Einen besseren Lösungsweg geht die Rhein-Zeitung. Die Koblenzer richteten sich im Sommer einen eigenen Verkürzungdienst ein – so wird aus einer 124 Zeichen langen URL, die automatisch generierte Adresse: ku-rz.de/ds. Sofern noch vorhanden lassen sich auch spezielle Adresse von Hand konfigurieren: ku-rz.de/jacqueline. Solche handlichen URLs lassen sich hervorragend bei Twitter und in der Zeitung verwenden. „Wir haben den Dienst eingeführt, um nicht Gefahr zu laufen, dass ein kommerzieller Verkürzer irgendwann einmal seinen Betrieb einstellt oder teures Geld für seine Dienstleistung verlangt“, erklärt der damalige (die Recherche für diesen Artikel erfolgte im August 2010) Online-Chef Jochen Magnus und ergänzt: „Natürlich treten wir viel lieber unter unserem eigenen guten Namen auf, dem unsere Leser vielleicht auch mehr vertrauen, als einem tinyurl oder ähnlichem. Hinter unseren Kurz-URLs verbirgt sich niemals eine Mogelpackung.“ Das Einrichten der bequemen ku-rz-Adresse sei nicht aufwändig gewesen, berichtet Magnus, er habe das Open Source-Angebot Yourls (Your Own URL Shortener, yourls.org) dafür verwendet. Ebenfalls mit verkürzten Adressen arbeiten etwa die Ruhr Nachrichten (siehe etwa bei Twitter) und DerWesten.

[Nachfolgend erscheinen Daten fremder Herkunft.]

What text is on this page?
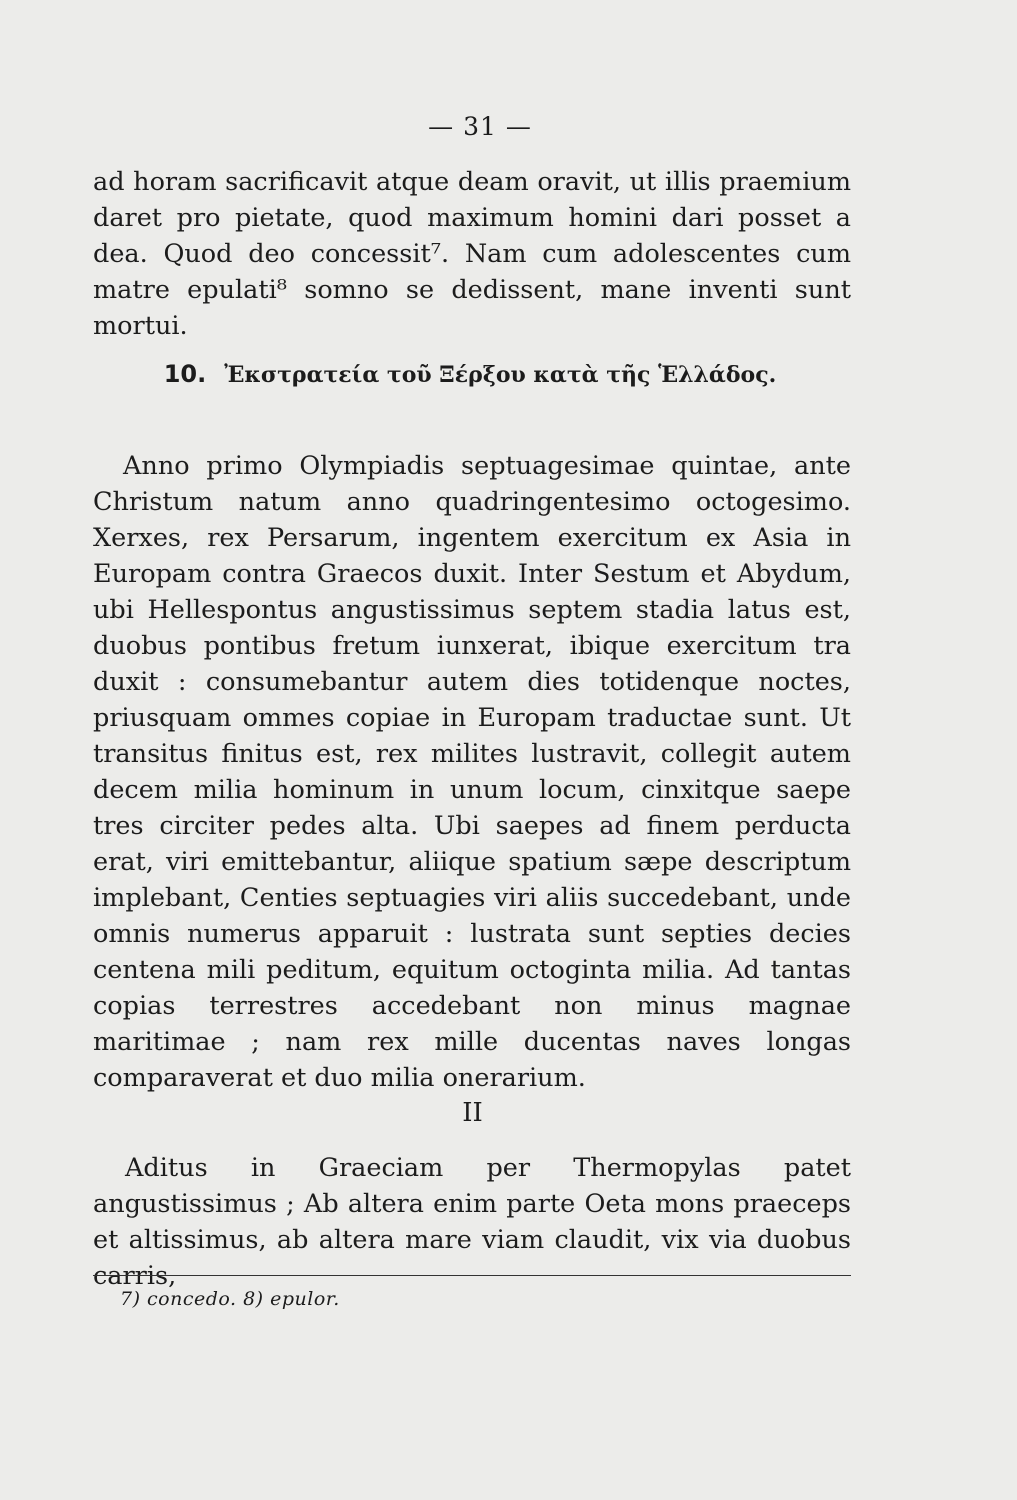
— 31 —

ad horam sacrificavit atque deam oravit, ut illis praemium daret pro pietate, quod maximum homini dari posset a dea. Quod deo concessit⁷. Nam cum adolescentes cum matre epulati⁸ somno se dedissent, mane inventi sunt mortui.

10. Ἐκστρατεία τοῦ Ξέρξου κατὰ τῆς Ἑλλάδος.

Anno primo Olympiadis septuagesimae quintae, ante Christum natum anno quadringentesimo octogesimo. Xerxes, rex Persarum, ingentem exercitum ex Asia in Europam contra Graecos duxit. Inter Sestum et Abydum, ubi Hellespontus angustissimus septem stadia latus est, duobus pontibus fretum iunxerat, ibique exercitum tra duxit : consumebantur autem dies totidenque noctes, priusquam ommes copiae in Europam traductae sunt. Ut transitus finitus est, rex milites lustravit, collegit autem decem milia hominum in unum locum, cinxitque saepe tres circiter pedes alta. Ubi saepes ad finem perducta erat, viri emittebantur, aliique spatium sæpe descriptum implebant, Centies septuagies viri aliis succedebant, unde omnis numerus apparuit : lustrata sunt septies decies centena mili peditum, equitum octoginta milia. Ad tantas copias terrestres accedebant non minus magnae maritimae ; nam rex mille ducentas naves longas comparaverat et duo milia onerarium.

II

Aditus in Graeciam per Thermopylas patet angustissimus ; Ab altera enim parte Oeta mons praeceps et altissimus, ab altera mare viam claudit, vix via duobus carris,

7) concedo. 8) epulor.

Transparenz durch Quellen-Links
Bei der Rhein-Zeitung fällt außerdem auf, dass hier und da bei Artikeln Originaldokumente, die für den Kontext relevant sind, zum Download angeboten werden. So finden sich etwa beim Artikel „IHK-Affäre: Prüfbericht leuchtet das System Podzun aus“ ein von einer Wirtschaftsprüfungsgesellschaft als „streng geheim“ klassifizierter Bericht über eine Sonderunteruntersuchung bei der IHK Koblenz (zum Teil sind Worte – wohl von der Redaktion – in diesem 38-seitigen PDF-Dokument geschwärzt worden) und eine Stellungnahme einer Betroffenen zu gegen sie und ihren Ehemann erhobenen Vorwürfen (das als PDF gekennzeichnete Dokument ist allerdings eine Microsoft-Word-Datei). Zu bemängeln ist hier allerdings, dass bei diesem Artikel nicht die ganze, archiviert vorhandene Vorgeschichte verlinkt wird.

Zu viel des Guten
Dass Texte durch zu viel Hyperlinks regelrecht verhunzt werden können, ist derzeit beim Online-Angebot der Süddeutschen Zeitung, Sueddeutsche.de zu beobachten. Dort werden seit dem Frühjahr 2010 automatisch Links innerhalb von Texten generiert. So finden sich in einem Kommentar von Heribert Prantl mit dem Titel „Roland Koch, der Unvollendete“ acht interne Links, die den Leser nicht nur wegen ihrer Anzahl eher irritieren. Der Link zum Namen Koch führt zu allen möglichen Artikeln, in denen eben dieses Wort vorkommt – der Leser landet dann mitunter bei einem Fernsehkoch. Der Klick auf den Link kann also zu Überraschungen führen – für die Nutzer eines Informationsangebotes erscheint das nicht zielführend. Rainer Kerl, Technischer Leiter bei Sueddeutsche.de, räumt ein, dass diese maschinelle Verschlagwortung noch „nicht perfekt“ sei. Primär sei sie ein „Service für die Nutzer“, freilich spiele auch der strukturierte Seitenaufbau etwa für Suchmaschinen wie Google eine Rolle: „Wenn wir beispielsweise in einem Ressort nur zehn Artikel angeteast haben und sich im Archiv jedoch 5.000 Artikel befinden, können diese durch intelligente Verschlagwortung doch für Google interessant sein“.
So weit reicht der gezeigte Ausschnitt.